I like to have a process in place that keeps me driven and motivated. I don't enjoy the sensation of feeling obsessed. That means that something is out of balance.
I guess the down periods I have are there for a purpose. When I don't take the time to keep the days in balance ... I will have days/weeks where I quite literally do the bare minimum.
What I don't like, is the fact that my life is possibly too full. I like to hope that some day, I may meet a 'special someone' and add a serious relationship into my life. Racing through my days, becoming obsessed with my routines and rituals, needing a certain amount of time to myself, adding more work/people/obligations to my life ... leaves very little time left over.

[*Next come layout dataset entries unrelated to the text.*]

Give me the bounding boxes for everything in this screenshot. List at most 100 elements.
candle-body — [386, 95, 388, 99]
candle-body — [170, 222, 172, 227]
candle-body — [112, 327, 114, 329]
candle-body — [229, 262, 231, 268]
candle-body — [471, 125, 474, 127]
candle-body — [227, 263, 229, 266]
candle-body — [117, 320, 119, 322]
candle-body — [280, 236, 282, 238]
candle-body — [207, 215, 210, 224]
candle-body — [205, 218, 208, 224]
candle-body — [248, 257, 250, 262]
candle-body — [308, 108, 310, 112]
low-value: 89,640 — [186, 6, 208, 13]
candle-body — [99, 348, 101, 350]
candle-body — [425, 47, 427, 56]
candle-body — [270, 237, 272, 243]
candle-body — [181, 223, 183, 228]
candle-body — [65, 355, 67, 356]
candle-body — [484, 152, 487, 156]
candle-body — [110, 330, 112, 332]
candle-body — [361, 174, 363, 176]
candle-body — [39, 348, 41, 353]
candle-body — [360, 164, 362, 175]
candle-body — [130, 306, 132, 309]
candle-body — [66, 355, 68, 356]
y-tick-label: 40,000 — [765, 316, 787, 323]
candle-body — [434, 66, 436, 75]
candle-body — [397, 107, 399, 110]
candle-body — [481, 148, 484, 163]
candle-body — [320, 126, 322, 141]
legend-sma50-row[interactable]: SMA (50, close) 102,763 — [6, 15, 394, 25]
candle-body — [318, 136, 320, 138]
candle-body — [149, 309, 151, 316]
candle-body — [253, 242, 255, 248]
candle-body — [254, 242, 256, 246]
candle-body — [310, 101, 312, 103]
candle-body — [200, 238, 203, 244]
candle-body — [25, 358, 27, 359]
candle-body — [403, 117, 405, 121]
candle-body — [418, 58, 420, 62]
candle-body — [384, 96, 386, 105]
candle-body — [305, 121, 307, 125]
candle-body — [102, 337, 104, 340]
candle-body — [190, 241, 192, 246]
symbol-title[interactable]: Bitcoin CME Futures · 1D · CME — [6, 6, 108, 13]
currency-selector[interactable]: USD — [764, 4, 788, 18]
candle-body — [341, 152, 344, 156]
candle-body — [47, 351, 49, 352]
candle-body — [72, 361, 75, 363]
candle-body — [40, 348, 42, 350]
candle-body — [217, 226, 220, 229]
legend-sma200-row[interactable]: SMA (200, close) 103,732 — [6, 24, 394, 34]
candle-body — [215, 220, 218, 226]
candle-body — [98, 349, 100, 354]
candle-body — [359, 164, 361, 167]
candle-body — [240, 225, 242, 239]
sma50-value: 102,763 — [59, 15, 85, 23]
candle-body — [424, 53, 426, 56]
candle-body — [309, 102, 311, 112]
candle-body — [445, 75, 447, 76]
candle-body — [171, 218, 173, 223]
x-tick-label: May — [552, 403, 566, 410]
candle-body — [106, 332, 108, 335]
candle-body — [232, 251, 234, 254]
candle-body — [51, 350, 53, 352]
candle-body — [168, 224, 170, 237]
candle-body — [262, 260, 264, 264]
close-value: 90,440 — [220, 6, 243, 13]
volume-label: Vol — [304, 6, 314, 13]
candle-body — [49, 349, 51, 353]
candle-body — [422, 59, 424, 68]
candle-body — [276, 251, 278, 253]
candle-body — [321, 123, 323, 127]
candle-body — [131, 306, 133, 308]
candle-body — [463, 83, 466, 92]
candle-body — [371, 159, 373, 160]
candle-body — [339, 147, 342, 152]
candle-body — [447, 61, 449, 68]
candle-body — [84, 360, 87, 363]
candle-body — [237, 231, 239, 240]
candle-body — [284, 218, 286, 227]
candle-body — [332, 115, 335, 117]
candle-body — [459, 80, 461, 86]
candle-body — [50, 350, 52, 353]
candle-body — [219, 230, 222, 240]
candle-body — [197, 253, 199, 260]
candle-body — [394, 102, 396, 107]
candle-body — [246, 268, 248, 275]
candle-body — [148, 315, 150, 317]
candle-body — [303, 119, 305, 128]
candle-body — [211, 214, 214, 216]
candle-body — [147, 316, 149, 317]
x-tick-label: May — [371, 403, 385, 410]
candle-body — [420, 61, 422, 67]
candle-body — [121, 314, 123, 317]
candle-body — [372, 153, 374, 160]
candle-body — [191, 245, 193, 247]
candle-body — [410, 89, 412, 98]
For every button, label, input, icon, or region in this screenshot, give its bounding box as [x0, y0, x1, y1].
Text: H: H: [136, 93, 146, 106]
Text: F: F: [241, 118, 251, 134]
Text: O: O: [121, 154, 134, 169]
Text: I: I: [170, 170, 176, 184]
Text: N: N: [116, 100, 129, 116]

What am I willing to give up? Right now ... I want it all. The book projects are above and beyond the regular commitments in my life. But they are a passion I simply need to see through. I need to finish what I've started. I know this.
When I look at all of the demands on my time, I know for a fact the one thing that I would gladly give up, if finances weren't an issue. It would be the 10 hours of each week day that I am obligated to my daycare family. It is my job of tending children and all the fluctuations of work and income that stems from that job that is truly draining my resources. If I could wave a magic wand ... all of that would disappear. And then I'd have the energy to pursue new horizons!
Time ... there is never enough of it when you are busy. The alternative ... having too much time on your hands, is not good either. As with everything in life ... it is all about balance.